In [None]:
!pip install -q transformers datasets sentencepiece sacrebleu evaluate accelerate kaggle


from google.colab import drive
drive.mount('/content/drive')


# Create a working directory inside Drive so models/data persist
import os
WORKDIR = '/content/drive/MyDrive/mt_en_ur'
os.makedirs(WORKDIR, exist_ok=True)
print('Working dir:', WORKDIR)

In [None]:
import shutil
if os.path.exists('/content/kaggle.json'):
  os.makedirs('/root/.kaggle', exist_ok=True)
  shutil.copy('/content/kaggle.json','/root/.kaggle/kaggle.json')
  os.chmod('/root/.kaggle/kaggle.json', 0o600)


# Download the Kaggle dataset (Parallel Corpus for English-Urdu Language)
# dataset slug: zainuddin123/parallel-corpus-for-english-urdu-language


!kaggle datasets download -d zainuddin123/parallel-corpus-for-english-urdu-language -p {WORKDIR} --unzip


# After download, inspect files
!ls -la {WORKDIR}

In [None]:
import pandas as pd
import glob


# Try to find a CSV or TXT in the dataset folder
candidates = glob.glob(WORKDIR + '/*/*') # Look inside subdirectories too
print('candidates:', candidates)


# Adjust the filename below if different
# Many Kaggle uploads contain a file 'parallel-corpus-en-ur.csv' or similar
csv_files = [p for p in candidates if p.lower().endswith('.csv')]
if len(csv_files)==0:
  csv_files = [p for p in candidates if p.lower().endswith('.tsv')]
if len(csv_files)==0:
  csv_files = [p for p in candidates if p.lower().endswith('.txt')]

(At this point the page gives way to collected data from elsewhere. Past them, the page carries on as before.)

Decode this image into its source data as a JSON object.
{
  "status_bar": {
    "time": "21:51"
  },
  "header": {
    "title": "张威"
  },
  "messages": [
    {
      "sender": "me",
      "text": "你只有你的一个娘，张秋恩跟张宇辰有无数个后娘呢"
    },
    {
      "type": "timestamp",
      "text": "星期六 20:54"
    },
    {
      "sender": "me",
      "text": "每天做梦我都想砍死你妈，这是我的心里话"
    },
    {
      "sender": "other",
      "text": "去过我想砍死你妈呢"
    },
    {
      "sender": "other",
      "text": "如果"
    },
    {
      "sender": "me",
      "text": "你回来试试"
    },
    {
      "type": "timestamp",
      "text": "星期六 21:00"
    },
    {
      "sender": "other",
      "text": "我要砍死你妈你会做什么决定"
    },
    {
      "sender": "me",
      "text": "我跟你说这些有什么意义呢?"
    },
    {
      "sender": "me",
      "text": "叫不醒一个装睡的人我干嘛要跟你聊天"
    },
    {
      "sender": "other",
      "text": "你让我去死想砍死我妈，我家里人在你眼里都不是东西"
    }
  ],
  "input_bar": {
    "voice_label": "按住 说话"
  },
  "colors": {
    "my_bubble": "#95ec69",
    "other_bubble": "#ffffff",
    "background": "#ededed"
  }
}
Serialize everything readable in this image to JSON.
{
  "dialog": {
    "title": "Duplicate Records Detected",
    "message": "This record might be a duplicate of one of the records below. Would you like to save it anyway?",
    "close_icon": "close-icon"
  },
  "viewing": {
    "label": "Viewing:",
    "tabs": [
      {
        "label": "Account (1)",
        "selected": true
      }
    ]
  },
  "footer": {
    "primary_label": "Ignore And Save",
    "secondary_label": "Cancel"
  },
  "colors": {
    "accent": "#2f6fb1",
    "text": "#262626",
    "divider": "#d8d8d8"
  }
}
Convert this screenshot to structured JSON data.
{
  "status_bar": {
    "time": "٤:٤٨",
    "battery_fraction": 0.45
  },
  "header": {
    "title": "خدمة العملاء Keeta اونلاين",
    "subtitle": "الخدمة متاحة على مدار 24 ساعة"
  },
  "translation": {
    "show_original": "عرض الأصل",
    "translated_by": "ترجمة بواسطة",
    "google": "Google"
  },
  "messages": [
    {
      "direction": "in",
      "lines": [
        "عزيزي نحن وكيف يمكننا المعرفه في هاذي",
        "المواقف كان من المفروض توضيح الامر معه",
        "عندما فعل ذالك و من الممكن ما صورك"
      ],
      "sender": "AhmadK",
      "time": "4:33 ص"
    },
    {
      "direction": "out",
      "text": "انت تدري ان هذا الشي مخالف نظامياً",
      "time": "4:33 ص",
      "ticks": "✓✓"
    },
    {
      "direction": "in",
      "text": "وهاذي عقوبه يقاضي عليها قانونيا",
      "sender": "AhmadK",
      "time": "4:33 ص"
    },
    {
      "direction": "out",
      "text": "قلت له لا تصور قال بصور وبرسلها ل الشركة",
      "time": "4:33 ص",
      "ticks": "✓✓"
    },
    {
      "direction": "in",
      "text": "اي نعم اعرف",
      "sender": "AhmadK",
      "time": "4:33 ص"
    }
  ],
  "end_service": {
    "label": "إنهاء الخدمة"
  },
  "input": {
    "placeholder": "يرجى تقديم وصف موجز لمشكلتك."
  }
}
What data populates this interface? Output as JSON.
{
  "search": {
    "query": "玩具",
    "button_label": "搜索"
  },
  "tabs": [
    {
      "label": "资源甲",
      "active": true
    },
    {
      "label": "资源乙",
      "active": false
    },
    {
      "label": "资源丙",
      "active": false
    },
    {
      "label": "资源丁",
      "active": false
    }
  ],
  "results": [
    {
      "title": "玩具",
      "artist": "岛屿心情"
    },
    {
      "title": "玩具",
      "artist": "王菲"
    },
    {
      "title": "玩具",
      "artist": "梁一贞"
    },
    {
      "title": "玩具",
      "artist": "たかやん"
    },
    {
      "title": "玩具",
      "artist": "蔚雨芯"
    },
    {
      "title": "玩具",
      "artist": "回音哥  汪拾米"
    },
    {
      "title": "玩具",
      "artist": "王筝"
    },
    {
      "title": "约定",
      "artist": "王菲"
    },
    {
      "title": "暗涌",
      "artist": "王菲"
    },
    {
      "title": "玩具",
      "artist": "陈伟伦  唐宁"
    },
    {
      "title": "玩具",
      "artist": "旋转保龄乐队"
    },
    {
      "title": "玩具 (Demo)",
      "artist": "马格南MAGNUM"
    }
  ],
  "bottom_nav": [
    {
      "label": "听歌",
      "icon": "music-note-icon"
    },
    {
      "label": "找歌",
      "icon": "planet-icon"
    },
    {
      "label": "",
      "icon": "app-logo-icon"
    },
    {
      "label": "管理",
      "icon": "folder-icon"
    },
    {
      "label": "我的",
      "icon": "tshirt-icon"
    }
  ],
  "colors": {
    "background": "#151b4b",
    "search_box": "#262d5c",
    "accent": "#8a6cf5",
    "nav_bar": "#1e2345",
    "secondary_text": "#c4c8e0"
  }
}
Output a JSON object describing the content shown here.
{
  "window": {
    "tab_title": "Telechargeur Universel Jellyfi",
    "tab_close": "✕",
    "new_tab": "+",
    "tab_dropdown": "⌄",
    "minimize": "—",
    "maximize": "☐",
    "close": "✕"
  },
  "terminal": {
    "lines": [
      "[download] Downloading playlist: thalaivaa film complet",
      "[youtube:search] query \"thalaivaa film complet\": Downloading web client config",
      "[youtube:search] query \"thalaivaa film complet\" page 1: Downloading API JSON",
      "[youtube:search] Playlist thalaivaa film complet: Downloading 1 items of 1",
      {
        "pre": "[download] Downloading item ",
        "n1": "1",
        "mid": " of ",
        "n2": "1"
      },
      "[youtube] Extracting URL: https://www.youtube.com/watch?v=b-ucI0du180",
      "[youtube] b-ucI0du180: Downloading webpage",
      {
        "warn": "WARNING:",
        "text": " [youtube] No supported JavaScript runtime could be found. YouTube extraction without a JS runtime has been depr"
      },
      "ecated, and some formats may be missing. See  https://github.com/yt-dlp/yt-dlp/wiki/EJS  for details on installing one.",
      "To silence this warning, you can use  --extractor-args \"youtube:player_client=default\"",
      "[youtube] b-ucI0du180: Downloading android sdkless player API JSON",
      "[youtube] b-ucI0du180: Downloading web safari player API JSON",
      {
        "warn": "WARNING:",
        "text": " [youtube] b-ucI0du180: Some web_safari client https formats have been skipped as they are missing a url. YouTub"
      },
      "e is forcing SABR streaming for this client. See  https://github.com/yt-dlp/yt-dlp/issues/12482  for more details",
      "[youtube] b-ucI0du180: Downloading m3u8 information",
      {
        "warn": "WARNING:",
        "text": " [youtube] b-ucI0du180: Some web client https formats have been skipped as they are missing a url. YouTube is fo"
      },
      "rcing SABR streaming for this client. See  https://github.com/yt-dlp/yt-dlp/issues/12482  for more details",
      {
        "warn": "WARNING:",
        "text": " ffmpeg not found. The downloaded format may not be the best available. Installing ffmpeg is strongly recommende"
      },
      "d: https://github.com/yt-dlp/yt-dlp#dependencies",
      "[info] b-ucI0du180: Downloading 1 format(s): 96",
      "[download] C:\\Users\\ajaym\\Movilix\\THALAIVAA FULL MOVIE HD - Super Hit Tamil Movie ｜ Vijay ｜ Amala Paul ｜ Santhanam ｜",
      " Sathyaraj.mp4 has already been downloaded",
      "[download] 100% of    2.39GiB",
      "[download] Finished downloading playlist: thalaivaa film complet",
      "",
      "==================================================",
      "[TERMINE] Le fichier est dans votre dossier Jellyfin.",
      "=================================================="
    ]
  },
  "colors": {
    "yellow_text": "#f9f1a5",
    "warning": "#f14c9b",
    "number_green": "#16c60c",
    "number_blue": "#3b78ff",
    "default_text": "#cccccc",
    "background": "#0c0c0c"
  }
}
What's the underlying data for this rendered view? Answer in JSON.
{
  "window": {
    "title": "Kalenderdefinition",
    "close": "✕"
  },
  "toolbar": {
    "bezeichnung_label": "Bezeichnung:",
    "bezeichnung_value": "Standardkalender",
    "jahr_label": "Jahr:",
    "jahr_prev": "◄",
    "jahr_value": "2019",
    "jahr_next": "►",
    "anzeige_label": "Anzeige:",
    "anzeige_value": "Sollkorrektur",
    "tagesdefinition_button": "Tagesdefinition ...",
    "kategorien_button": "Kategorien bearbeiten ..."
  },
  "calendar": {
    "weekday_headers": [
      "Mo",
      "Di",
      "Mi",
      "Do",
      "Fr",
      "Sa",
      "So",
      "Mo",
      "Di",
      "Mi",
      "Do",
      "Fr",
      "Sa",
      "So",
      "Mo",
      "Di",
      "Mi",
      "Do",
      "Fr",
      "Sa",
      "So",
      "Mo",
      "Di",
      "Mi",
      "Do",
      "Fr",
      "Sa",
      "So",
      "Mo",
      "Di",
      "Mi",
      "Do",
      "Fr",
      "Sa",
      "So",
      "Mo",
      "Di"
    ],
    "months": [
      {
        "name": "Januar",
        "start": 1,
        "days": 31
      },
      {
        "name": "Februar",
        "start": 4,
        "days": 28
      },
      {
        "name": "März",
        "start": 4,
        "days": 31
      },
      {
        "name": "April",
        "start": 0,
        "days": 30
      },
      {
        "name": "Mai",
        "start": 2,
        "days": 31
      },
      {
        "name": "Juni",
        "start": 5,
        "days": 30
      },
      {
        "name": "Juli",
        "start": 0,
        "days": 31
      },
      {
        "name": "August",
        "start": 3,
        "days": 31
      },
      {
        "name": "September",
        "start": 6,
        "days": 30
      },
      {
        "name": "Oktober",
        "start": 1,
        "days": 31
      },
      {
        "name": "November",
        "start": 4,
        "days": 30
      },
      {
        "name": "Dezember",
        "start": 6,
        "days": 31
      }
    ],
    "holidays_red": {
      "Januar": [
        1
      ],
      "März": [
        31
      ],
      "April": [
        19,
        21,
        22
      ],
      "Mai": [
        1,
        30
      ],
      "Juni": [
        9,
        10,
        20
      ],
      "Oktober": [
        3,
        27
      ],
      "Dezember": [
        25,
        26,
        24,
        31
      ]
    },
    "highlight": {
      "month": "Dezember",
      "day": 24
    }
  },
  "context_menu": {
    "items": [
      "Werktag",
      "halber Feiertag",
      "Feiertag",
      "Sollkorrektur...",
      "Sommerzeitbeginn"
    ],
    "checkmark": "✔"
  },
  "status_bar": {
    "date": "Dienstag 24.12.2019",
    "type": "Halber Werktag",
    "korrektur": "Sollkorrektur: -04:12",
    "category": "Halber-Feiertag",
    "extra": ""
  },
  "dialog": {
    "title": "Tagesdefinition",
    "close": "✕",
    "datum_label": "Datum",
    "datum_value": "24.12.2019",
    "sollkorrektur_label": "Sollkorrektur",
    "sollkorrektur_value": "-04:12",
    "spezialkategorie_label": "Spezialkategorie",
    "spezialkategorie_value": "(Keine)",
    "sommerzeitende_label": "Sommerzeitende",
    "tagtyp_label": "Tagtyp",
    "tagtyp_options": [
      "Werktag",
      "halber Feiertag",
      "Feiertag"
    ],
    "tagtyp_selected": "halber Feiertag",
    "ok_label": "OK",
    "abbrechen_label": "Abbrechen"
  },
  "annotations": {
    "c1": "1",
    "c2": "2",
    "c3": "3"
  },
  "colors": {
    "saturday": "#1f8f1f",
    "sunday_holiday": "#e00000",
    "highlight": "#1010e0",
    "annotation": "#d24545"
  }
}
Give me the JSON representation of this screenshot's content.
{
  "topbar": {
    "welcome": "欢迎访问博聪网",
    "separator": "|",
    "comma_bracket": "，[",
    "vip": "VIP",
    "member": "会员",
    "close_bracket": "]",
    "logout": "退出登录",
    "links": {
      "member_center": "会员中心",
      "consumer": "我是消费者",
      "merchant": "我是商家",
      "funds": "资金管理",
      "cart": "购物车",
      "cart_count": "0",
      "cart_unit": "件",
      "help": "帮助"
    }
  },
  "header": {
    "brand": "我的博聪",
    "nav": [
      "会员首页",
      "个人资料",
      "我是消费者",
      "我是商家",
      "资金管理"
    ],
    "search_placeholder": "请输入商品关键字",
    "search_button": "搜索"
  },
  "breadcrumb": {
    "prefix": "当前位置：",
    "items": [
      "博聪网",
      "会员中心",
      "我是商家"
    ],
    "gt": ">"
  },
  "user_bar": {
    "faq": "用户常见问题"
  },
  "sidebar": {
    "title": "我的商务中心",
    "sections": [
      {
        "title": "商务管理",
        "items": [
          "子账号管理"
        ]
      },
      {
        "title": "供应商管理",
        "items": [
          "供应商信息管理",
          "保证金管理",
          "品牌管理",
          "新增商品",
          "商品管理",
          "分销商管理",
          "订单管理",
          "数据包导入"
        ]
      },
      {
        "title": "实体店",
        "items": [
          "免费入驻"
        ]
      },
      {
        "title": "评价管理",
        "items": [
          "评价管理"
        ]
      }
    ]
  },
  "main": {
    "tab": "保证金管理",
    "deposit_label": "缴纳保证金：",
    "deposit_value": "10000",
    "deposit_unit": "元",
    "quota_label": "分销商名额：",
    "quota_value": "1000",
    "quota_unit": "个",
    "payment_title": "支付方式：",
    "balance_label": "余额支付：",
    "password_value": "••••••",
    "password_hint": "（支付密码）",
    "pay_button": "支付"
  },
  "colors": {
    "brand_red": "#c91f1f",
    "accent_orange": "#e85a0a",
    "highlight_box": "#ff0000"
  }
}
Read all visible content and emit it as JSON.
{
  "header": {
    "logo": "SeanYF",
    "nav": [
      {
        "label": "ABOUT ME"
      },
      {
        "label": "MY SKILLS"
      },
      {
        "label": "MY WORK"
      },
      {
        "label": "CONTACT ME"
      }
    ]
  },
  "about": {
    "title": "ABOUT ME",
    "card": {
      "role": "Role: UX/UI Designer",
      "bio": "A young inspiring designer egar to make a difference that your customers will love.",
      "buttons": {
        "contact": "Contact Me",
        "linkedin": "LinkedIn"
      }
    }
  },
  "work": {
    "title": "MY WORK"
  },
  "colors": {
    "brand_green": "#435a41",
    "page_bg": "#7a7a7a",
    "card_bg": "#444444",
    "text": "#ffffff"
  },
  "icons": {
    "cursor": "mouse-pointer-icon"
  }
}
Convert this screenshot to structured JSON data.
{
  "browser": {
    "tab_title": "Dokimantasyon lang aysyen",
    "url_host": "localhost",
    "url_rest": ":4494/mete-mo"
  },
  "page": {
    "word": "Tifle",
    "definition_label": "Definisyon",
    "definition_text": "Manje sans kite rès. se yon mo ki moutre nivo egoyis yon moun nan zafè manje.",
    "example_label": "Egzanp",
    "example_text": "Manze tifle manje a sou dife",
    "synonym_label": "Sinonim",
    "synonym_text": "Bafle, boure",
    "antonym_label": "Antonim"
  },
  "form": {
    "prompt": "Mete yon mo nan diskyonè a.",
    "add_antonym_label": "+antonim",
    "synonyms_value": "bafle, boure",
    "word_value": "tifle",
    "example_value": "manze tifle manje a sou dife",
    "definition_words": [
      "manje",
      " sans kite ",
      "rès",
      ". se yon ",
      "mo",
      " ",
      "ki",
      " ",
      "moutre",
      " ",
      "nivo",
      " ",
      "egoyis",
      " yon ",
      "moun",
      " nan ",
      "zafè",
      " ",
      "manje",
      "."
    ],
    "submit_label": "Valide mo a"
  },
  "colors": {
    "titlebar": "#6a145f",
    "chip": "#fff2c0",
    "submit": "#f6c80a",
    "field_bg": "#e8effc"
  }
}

print('CSV files found:', csv_files)


if not csv_files:
  raise FileNotFoundError('No CSV/TSV/TXT found in dataset directory. Check files list above and update filename in cell.')


# The text files contain one sentence per line, with English and Urdu in separate files.
# We need to load both files and combine them into a single dataframe.
if len(csv_files) == 2 and all(f.lower().endswith('.txt') for f in csv_files):
    en_file = [f for f in csv_files if 'english' in f.lower()][0]
    ur_file = [f for f in csv_files if 'urdu' in f.lower()][0]

    with open(en_file, 'r', encoding='utf-8') as f:
        en_lines = f.readlines()
    with open(ur_file, 'r', encoding='utf-8') as f:
        ur_lines = f.readlines()

    # Create dataframe from the two lists
    df = pd.DataFrame({'en': en_lines, 'ur': ur_lines})

else:
  # If not two text files, assume it's a single CSV/TSV with columns to identify
  df = pd.read_csv(csv_files[0], encoding='utf-8', error_bad_lines=False)

  # You need to identify which columns are English and Urdu; common names: 'english','urdu' or 'en','ur'
  # Attempt common guesses
  possible_src = [c for c in df.columns if 'en' in c.lower() or 'english' in c.lower()]
  possible_tgt = [c for c in df.columns if 'ur' in c.lower() or 'urdu' in c.lower()]
  print('possible_src', possible_src)
  print('possible_tgt', possible_tgt)


  src_col = possible_src[0] if possible_src else df.columns[0]
  tgt_col = possible_tgt[0] if possible_tgt else df.columns[1]
  print('Using columns:', src_col, tgt_col)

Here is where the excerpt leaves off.